Manfaatkan untuk Berjualan atau Hal Positif Lainnya
Nah, ini pemanfaatan media sosial yang paling populer. Di tengah maraknya
bisnis olnine, medsos yang gratisan menjadi lahan basah untuk meraup
keuntungan.
Salut sama orang-orang yang bisnisnya besar lewat medsos. Karena
mengelolanya nggak gampang, Temans. Butuh kekuatan lahir batin. Belum lagi
kalau ketemu customer yang bikin
makan hati. Saya belum kuat, makanya olshop vakum.
Selain itu, masih banyak sekali manfaat yang bisa kita ambil di samping harus
menghindari akibat buruknya.
Hati-hati Dampak Buruk dan Kemungkinan Penipuan
"Goreng ikan itu paling cepat jika sambil buka-buka medsos."
Ada yang sepakat? Hihi.
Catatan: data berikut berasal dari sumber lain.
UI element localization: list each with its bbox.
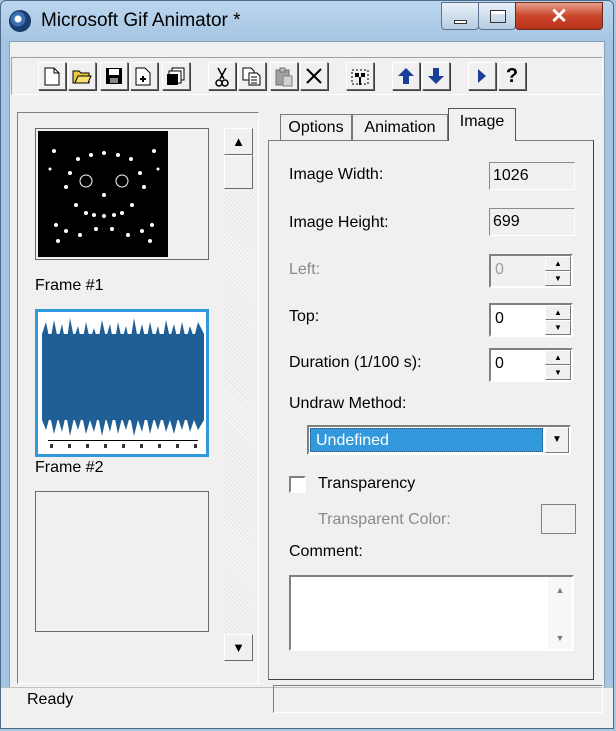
save-as-icon (167, 67, 185, 85)
chevron-up-icon: ▲ (232, 134, 245, 149)
open-icon (72, 70, 92, 84)
tab-options[interactable]: Options (280, 114, 352, 140)
open-button[interactable] (68, 62, 96, 90)
status-pane (273, 685, 603, 713)
transparency-label[interactable]: Transparency (318, 475, 415, 493)
scroll-up-button[interactable]: ▲ (224, 128, 253, 155)
title-bar[interactable]: Microsoft Gif Animator * ✕ (1, 1, 613, 41)
preview-icon (478, 69, 486, 83)
move-down-button[interactable] (422, 62, 450, 90)
new-button[interactable] (38, 62, 66, 90)
chevron-down-icon[interactable]: ▼ (545, 427, 569, 453)
undraw-method-select[interactable]: Undefined ▼ (307, 425, 571, 455)
transparency-checkbox[interactable] (289, 476, 306, 493)
insert-button[interactable] (130, 62, 158, 90)
image-height-label: Image Height: (289, 214, 389, 231)
undraw-method-label: Undraw Method: (289, 395, 407, 412)
frames-scrollbar[interactable]: ▲ ▼ (224, 128, 253, 661)
chevron-down-icon: ▼ (555, 633, 565, 643)
scroll-thumb[interactable] (224, 155, 253, 189)
left-spinner: 0 ▲ ▼ (489, 254, 573, 288)
insert-icon (135, 67, 151, 86)
top-spin-down-button[interactable]: ▼ (545, 320, 571, 335)
maximize-button[interactable] (478, 2, 516, 30)
toolbar: ? (11, 57, 603, 95)
move-up-icon (398, 68, 414, 84)
minimize-button[interactable] (441, 2, 479, 30)
window-title: Microsoft Gif Animator * (41, 10, 241, 31)
save-button[interactable] (100, 62, 128, 90)
frame-2-image (38, 312, 206, 454)
copy-icon (242, 67, 261, 86)
duration-label: Duration (1/100 s): (289, 354, 422, 371)
top-value[interactable]: 0 (495, 310, 504, 328)
save-icon (106, 68, 122, 84)
tab-strip: Options Animation Image (270, 108, 600, 141)
close-icon: ✕ (550, 5, 568, 28)
move-up-button[interactable] (392, 62, 420, 90)
cut-button[interactable] (208, 62, 236, 90)
transparent-color-swatch (541, 504, 576, 534)
maximize-icon (490, 10, 506, 23)
image-height-value: 699 (489, 208, 575, 236)
left-label: Left: (289, 261, 321, 278)
tab-animation[interactable]: Animation (352, 114, 448, 140)
paste-icon (275, 67, 293, 87)
transparent-color-label: Transparent Color: (318, 511, 451, 528)
copy-button[interactable] (238, 62, 266, 90)
duration-spinner[interactable]: 0 ▲ ▼ (489, 348, 573, 382)
delete-icon (306, 68, 322, 84)
frames-panel: Frame #1 Frame #2 ▲ ▼ (17, 112, 259, 684)
frame-2-thumbnail[interactable] (35, 309, 209, 457)
app-window: Microsoft Gif Animator * ✕ ? Frame #1 Fr… (0, 0, 614, 729)
chevron-down-icon: ▼ (232, 640, 245, 655)
top-label: Top: (289, 308, 320, 325)
image-width-value: 1026 (489, 162, 575, 190)
undraw-method-value[interactable]: Undefined (310, 428, 543, 452)
delete-button[interactable] (300, 62, 328, 90)
duration-value[interactable]: 0 (495, 355, 504, 373)
tab-image[interactable]: Image (448, 108, 516, 141)
scroll-down-button[interactable]: ▼ (224, 634, 253, 661)
minimize-icon (454, 20, 467, 24)
left-value: 0 (495, 261, 504, 278)
left-spin-down-icon: ▼ (545, 271, 571, 286)
cut-icon (215, 67, 229, 87)
app-icon[interactable] (9, 10, 31, 32)
top-spin-up-button[interactable]: ▲ (545, 305, 571, 320)
duration-spin-up-button[interactable]: ▲ (545, 350, 571, 365)
close-button[interactable]: ✕ (515, 2, 603, 30)
duration-spin-down-button[interactable]: ▼ (545, 365, 571, 380)
paste-button[interactable] (270, 62, 298, 90)
comment-label: Comment: (289, 543, 363, 560)
select-all-icon (351, 69, 369, 85)
comment-textarea[interactable]: ▲ ▼ (289, 575, 574, 651)
help-button[interactable]: ? (498, 62, 526, 90)
status-text: Ready (27, 691, 74, 708)
preview-button[interactable] (468, 62, 496, 90)
select-all-button[interactable] (346, 62, 374, 90)
move-down-icon (428, 68, 444, 84)
frame-1-thumbnail[interactable] (35, 128, 209, 260)
frame-1-label: Frame #1 (35, 277, 104, 294)
new-icon (44, 67, 60, 86)
frame-1-image (38, 131, 168, 257)
left-spin-up-icon: ▲ (545, 256, 571, 271)
frame-3-thumbnail[interactable] (35, 491, 209, 632)
top-spinner[interactable]: 0 ▲ ▼ (489, 303, 573, 337)
frame-2-label: Frame #2 (35, 459, 104, 476)
chevron-up-icon: ▲ (555, 585, 565, 595)
image-width-label: Image Width: (289, 166, 384, 183)
help-icon: ? (505, 65, 519, 87)
comment-scrollbar: ▲ ▼ (548, 577, 572, 649)
save-as-button[interactable] (162, 62, 190, 90)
Tahu-tahu sudah gosong ya, saking asyiknya scrolling.
Lupa waktu, itu salah satu dampak medsos juga, yang sering tidak kita
sadari. Di luar itu, banyak modus penipuan yang mengintai. Terhadap hal-hal
seperti ini, tentu kita harus waspada dengan tidak mengunggah hal-hal yang
terlalu privasi. Apalagi terkait dengan data-data keluarga.
Terhadap orang asing yang modus pun harus waspada, yes. Sekarang masih terjadi juga motif-motif penculikan bahkan
pembunuhan yang berawal dari media sosial.
Sebenarnya masih ingin banyak 'curhat' seputar media sosial, tapi jempol
sudah pegal ngetik di HP. Hehe.
Sudah pernah sih saya bahas di sini juga: Menjadi Warganet Cerdas Berinternet
Udahan dulu aja ya kalau gitu.
Tetap bijak bermedsos, yak! Trus kalau saya sedang melenceng dari jalur
yang benar, tolong ditowel lah, jangan segan-segan mengingatkan.
Semoga bermanfaat,
Salam,
#BloggerPerempuan
#BPN30DayChallenge2018
Mohon tidak menyematkan link hidup dan spam lainnya :)
Salam
Setuju juga sm Lulu. Sosmed ga sama dengan dunia nyata. Gak like, gak komen, gak nyolek di sosmed bukan berarti gak peduli atau gimana. Jadi memang dilarang baper.